Biden earlier met with Prime Minister Pham Minh Chinh and the two attended a business forum where Biden discussed deepening collaboration with Vietnam on cloud computing, semiconductors and artificial intelligence.
He cited a “new stage” in U.S.-Vietnam relations and said the two countries need to continue partnerships.
“My message today is quite simple. Let’s keep it up,” Biden said.
Attendees at the meeting included executives from the top U.S. and Vietnamese semiconductor, tech and aviation firms.
The White House also announced a $7.8 billion deal between Boeing and Vietnam Airways that it said would support 30,000 jobs in the United States.
Monday’s talks came a day after the United States and Vietnam elevated their relationship to a “comprehensive strategic partnership” – a move the White House described as “unprecedented and momentous,” and that brings the U.S. level with its main adversary, China, which has the same upper-tier diplomatic status with Vietnam.
“The Vietnamese want a stronger relationship with the United States,” John Kirby, director of strategic communications for the National Security Council, told VOA on the sidelines of the trip. “The Vietnamese share many concerns that the United States has, both economically and from a security perspective in the region.

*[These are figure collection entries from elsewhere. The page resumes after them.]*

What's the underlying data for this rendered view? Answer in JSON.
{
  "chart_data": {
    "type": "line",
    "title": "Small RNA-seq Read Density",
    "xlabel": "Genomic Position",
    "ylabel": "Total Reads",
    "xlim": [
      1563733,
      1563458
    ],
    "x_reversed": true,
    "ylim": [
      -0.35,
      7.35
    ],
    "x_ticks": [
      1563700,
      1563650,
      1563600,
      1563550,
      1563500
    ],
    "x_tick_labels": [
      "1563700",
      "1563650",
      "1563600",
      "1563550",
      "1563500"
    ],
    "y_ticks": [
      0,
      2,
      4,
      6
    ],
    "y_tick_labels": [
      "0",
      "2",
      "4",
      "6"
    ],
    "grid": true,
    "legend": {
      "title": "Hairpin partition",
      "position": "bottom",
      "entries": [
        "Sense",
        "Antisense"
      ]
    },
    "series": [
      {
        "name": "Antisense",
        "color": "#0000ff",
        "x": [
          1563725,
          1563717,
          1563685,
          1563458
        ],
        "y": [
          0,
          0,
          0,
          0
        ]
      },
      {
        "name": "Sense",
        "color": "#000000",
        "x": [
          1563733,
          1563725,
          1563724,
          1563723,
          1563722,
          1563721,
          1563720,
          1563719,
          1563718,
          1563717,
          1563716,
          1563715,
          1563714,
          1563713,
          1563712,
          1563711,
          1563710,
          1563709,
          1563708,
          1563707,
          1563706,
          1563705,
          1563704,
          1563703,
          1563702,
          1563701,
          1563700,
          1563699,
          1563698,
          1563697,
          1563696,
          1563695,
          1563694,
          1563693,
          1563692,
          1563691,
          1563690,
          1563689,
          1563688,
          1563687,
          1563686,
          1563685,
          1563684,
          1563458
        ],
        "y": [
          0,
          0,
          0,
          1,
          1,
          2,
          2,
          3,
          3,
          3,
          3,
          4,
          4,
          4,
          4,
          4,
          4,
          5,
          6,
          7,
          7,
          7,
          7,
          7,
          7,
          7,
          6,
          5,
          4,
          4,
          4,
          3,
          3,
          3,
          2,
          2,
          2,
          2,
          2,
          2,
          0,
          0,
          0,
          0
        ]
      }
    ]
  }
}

We share a lot of interests; we also have a shared perspective of some of the challenges including the course of behavior of the PRC. It’s really quite a stunning turn of events over recent decades to see our two countries working together this closely.”
This is a big step from a nation that only established relations with the U.S. in 1995, and which has carefully calibrated its relationship with its powerful northern neighbor, China.

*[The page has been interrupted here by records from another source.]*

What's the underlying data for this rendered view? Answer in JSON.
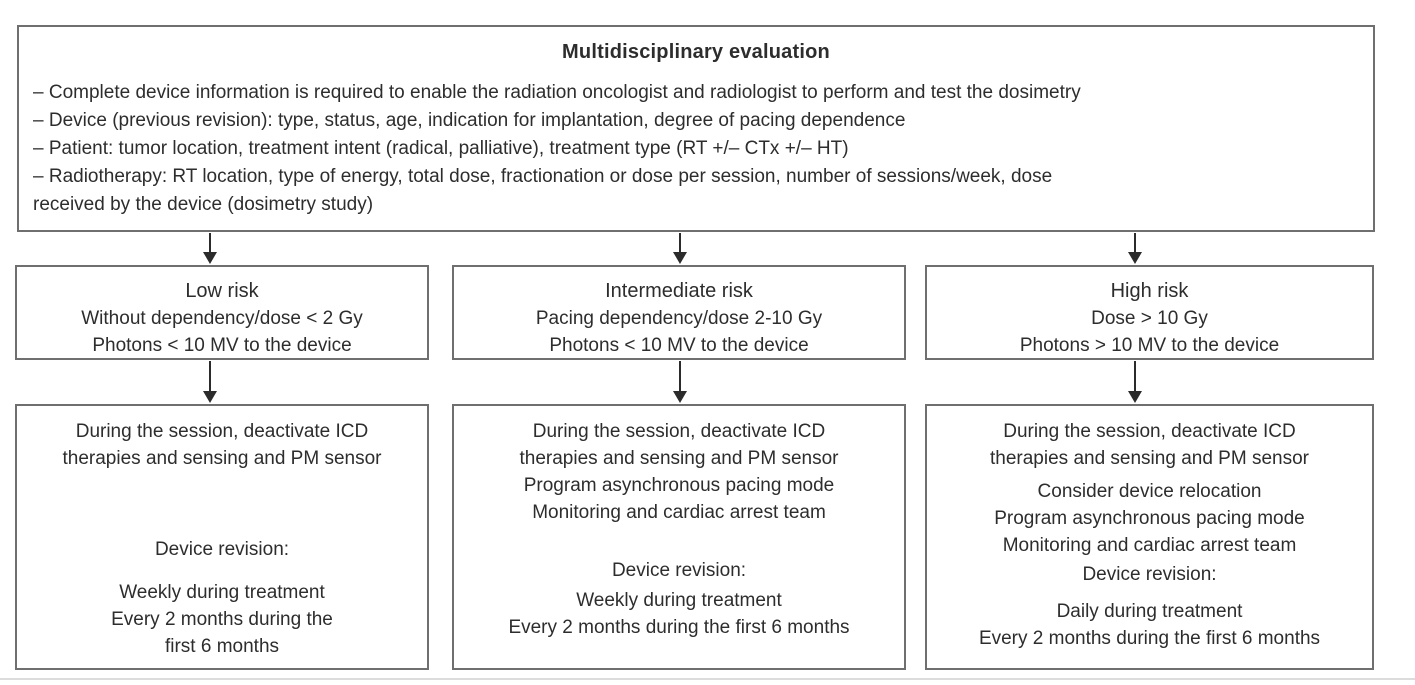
{
  "theme": {
    "background": "#ffffff",
    "border_color": "#6f6f6f",
    "text_color": "#2d2d2d",
    "arrow_color": "#2b2b2b"
  },
  "top": {
    "title": "Multidisciplinary evaluation",
    "lines": [
      "– Complete device information is required to enable the radiation oncologist and radiologist to perform and test the dosimetry",
      "– Device (previous revision): type, status, age, indication for implantation, degree of pacing dependence",
      "– Patient: tumor location, treatment intent (radical, palliative), treatment type (RT +/– CTx +/– HT)",
      "– Radiotherapy: RT location, type of energy, total dose, fractionation or dose per session, number of sessions/week, dose",
      "received by the device (dosimetry study)"
    ]
  },
  "columns": [
    {
      "id": "low-risk",
      "risk_title": "Low risk",
      "risk_lines": [
        "Without dependency/dose < 2 Gy",
        "Photons < 10 MV to the device"
      ],
      "action": {
        "intro": [
          "During the session, deactivate ICD",
          "therapies and sensing and PM sensor"
        ],
        "extra": [],
        "revision_label": "Device revision:",
        "revision_lines": [
          "Weekly during treatment",
          "Every 2 months during the",
          "first 6 months"
        ]
      }
    },
    {
      "id": "intermediate-risk",
      "risk_title": "Intermediate risk",
      "risk_lines": [
        "Pacing dependency/dose 2-10 Gy",
        "Photons < 10 MV to the device"
      ],
      "action": {
        "intro": [
          "During the session, deactivate ICD",
          "therapies and sensing and PM sensor"
        ],
        "extra": [
          "Program asynchronous pacing mode",
          "Monitoring and cardiac arrest team"
        ],
        "revision_label": "Device revision:",
        "revision_lines": [
          "Weekly during treatment",
          "Every 2 months during the first 6 months"
        ]
      }
    },
    {
      "id": "high-risk",
      "risk_title": "High risk",
      "risk_lines": [
        "Dose > 10 Gy",
        "Photons > 10 MV to the device"
      ],
      "action": {
        "intro": [
          "During the session, deactivate ICD",
          "therapies and sensing and PM sensor"
        ],
        "extra": [
          "Consider device relocation",
          "Program asynchronous pacing mode",
          "Monitoring and cardiac arrest team"
        ],
        "revision_label": "Device revision:",
        "revision_lines": [
          "Daily during treatment",
          "Every 2 months during the first 6 months"
        ]
      }
    }
  ]
}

The elevation from comprehensive partnership to comprehensive strategic partnership is significant. Vietnam counts only four other nations on that level: China, Russia, India and South Korea.
The difference “sounds like word soup to those of us in the U.S., but for Vietnam, a communist state with a pretty rigid kind of Leninist hierarchy of diplomatic relations, this stuff actually matters,” said Gregory Poling, a senior fellow with the Center for Strategic and International Studies in Washington.
“Vietnam has a very clear hierarchy of diplomatic relations,” said Poling, who also serves as director of the Southeast Asia Program and Asia Maritime Transparency Initiative at the CSIS.
“There’s also rumors they may do that for Japan and Australia as well, all of which suggests that the Vietnamese are willing to take a bit of retaliation from China now to make that happen,” he added. “And that will send a message, I think, up and down the Vietnamese government that senior levels are committed to a closer relationship with the Americans, so everybody get on board.”
Bich Tran is a postdoctoral Fellow at the National University of Singapore’s Lee Kuan Yew School of Public Policy. Tran said the relationship was “due for an upgrade.”
“An official upgrade will empower Vietnamese officials in engaging with their American counterparts,” she said. “This year is considered the best time to do so because it marks 10 years of comprehensive partnership. An upgrade will entail deeper security cooperation between the two countries and Vietnam’s commitment to further improve its human rights record.”